Correlation analysis between single-nucleotide polymorphism and expression arrays in gliomas identifies potentially relevant target genes

Abstract

Primary brain tumors are a major cause of cancer mortality in the United States. Therapy for gliomas, the most common type of primary brain tumors, remains suboptimal. The development of improved therapeutics will require greater knowledge of the biology of gliomas at both the genomic and transcriptional levels. We have previously reported whole genome profiling of chromosome copy number alterations (CNA) in gliomas, and now present our findings on how those changes may affect transcription of genes that may be involved in tumor induction and progression. By calculating correlation values of mRNA expression versus DNA copy number average in a moving window around a given RNA probe set, biologically relevant information can be gained that is obscured by the analysis of a single data type. Correlation coefficients ranged from -0.6 to 0.7, highly significant when compared with previous studies. Most correlated genes are located on chromosomes 1, 7, 9, 10, 13, 14, 19, 20, and 22, chromosomes known to have genomic alterations in gliomas. Additionally, we were able to identify CNAs whose gene expression correlation suggests possible epigenetic regulation. This analysis revealed a number of interesting candidates such as CXCL12, PTER, and LRRN6C, among others. The results have been verified using real-time PCR and methylation sequencing assays. These data will further help differentiate genes involved in the induction and/or maintenance of the tumorigenic process from those that are mere passenger mutations, thereby enriching for a population of potentially new therapeutic molecular targets.

Figure 1

A. Schema of mapping expression and SNP probesets. Red rectangles represent windows around an expression probeset to calculate mean copy number for included SNPs. It is possible that some probesets have no SNPs in a window. B. Percentage of probesets with no SNPs in a window vs. window size for both Xba and Hind arrays. C. Distribution of expression probesets by number of SNPs in a window of 1 Mbp.

Figure 2

Scatterplot of several genes with both positive (top row) and negative (bottom row) correlation coefficients between expression and copy number. Genes with many samples having amplification are grouped on the two left columns; genes with many samples having deletions, on the two right columns.

Figure 3

Scatterplot of several genes selected as candidates for epigenetic regulations as determined by analysis of areas of LOH where mRNA expression levels are substantially lower than what would have been predicted based on the gene dosage leading to a lower, but positive, correlation coefficient. Red outline mark samples with Loss of Heterozygosity. Box-and-whisker diagram on the right of each plot shows expression distribution in non-tumor samples. Expression values are shown as a log2 of ratio to the median of non-tumor samples.

Figure 4

Validation of mRNA expression levels and promoter methylation for selected genes. A. Correlation between expression values from microarray experiment and real-time RT-PCR for 6 genes. Pearson correlation coefficients are shown in parenthesis on the top of each plot. B. Bisulphite sequencing of CXCL12 gene in 5 selected glioma samples (see text). Percentage of methylated colonies (more than 25% of CpG islands are methylated) was calculated from 10–16 individual colonies.
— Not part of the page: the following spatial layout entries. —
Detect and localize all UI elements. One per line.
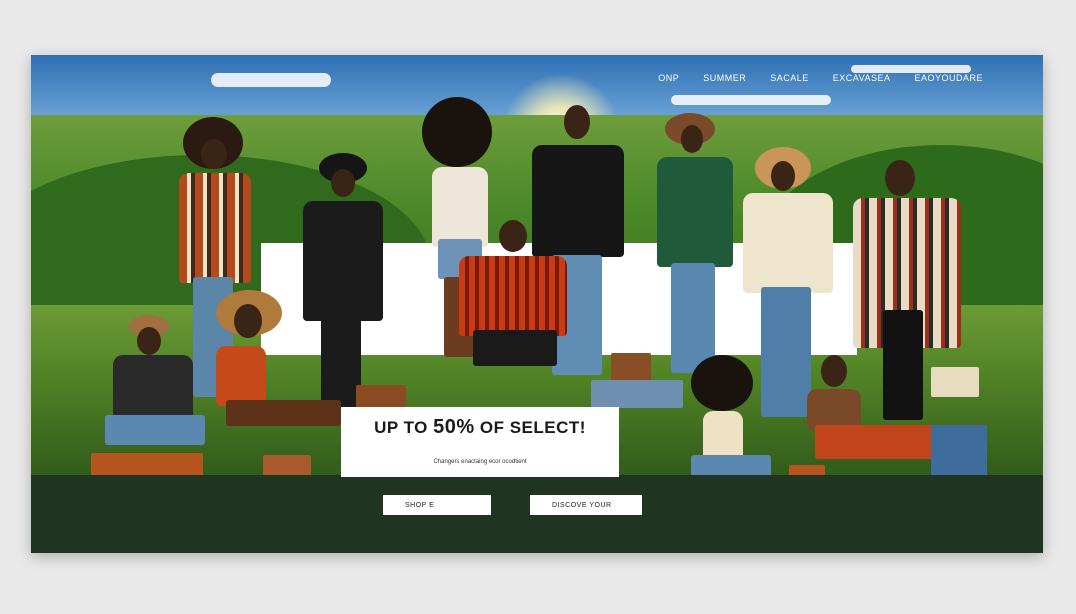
promo-card: UP TO 50% OF SELECT! Changers enactaing … bbox=[341, 407, 619, 477]
model-top bbox=[807, 389, 861, 429]
suitcase-icon bbox=[591, 380, 683, 408]
model-jacket bbox=[657, 157, 733, 267]
promo-fine-print bbox=[361, 441, 599, 453]
model-afro bbox=[691, 355, 753, 411]
promo-subline: Changers enactaing ecor ocodtient bbox=[433, 459, 527, 465]
model-head bbox=[771, 161, 795, 191]
model-striped-shirt bbox=[459, 256, 567, 336]
model-afro bbox=[422, 97, 492, 167]
model-trousers bbox=[473, 330, 557, 366]
model-head bbox=[331, 169, 355, 197]
top-nav: ONP SUMMER SACALE EXCAVASEA EAOYOUDARE bbox=[658, 73, 983, 83]
hero-banner: ONP SUMMER SACALE EXCAVASEA EAOYOUDARE U… bbox=[31, 55, 1043, 553]
model-head bbox=[885, 160, 915, 196]
handbag-icon bbox=[931, 367, 979, 397]
model-cream-jacket bbox=[743, 193, 833, 293]
model-head bbox=[499, 220, 527, 252]
model-head bbox=[681, 125, 703, 153]
nav-item-excavasea[interactable]: EXCAVASEA bbox=[833, 73, 891, 83]
model-head bbox=[201, 139, 227, 169]
nav-item-sacale[interactable]: SACALE bbox=[770, 73, 809, 83]
model-legs bbox=[226, 400, 341, 426]
model-head bbox=[821, 355, 847, 387]
model-jacket bbox=[179, 173, 251, 283]
model-top bbox=[703, 411, 743, 461]
nav-item-summer[interactable]: SUMMER bbox=[703, 73, 746, 83]
discover-button[interactable]: DISCOVE YOUR bbox=[530, 495, 642, 515]
promo-headline: UP TO 50% OF SELECT! bbox=[374, 416, 586, 438]
model-figure bbox=[453, 220, 573, 400]
model-jeans bbox=[105, 415, 205, 445]
nav-item-eaoyoudare[interactable]: EAOYOUDARE bbox=[914, 73, 983, 83]
model-head bbox=[234, 304, 262, 338]
cloud bbox=[851, 65, 971, 73]
model-trousers bbox=[815, 425, 935, 459]
handbag-icon bbox=[611, 353, 651, 381]
cloud bbox=[671, 95, 831, 105]
model-top bbox=[216, 346, 266, 406]
cloud bbox=[211, 73, 331, 87]
nav-item-onp[interactable]: ONP bbox=[658, 73, 679, 83]
model-head bbox=[564, 105, 590, 139]
model-figure bbox=[651, 113, 741, 373]
shop-button[interactable]: SHOP E bbox=[383, 495, 491, 515]
model-head bbox=[137, 327, 161, 355]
Black dots indicate CpG islands methylated in more then 50% of colonies, white dots – less then 50% and grey dots – 50%. Control samples (unmethylated allele) are shown separately. Numbers below dots indicate genomic position of amplified fragment with respect to gene transcriptional start sites. Far right panel shows location of assayed samples in the context of CNA/expression correlation. Black dots represent samples with LOH and gray dots show all other samples. Black outline and label indicate samples used for methylation study. C. Bisulphite sequencing of PTER gene in 5 selected glioma samples. Control sample (unmethylated allele) is shown separately.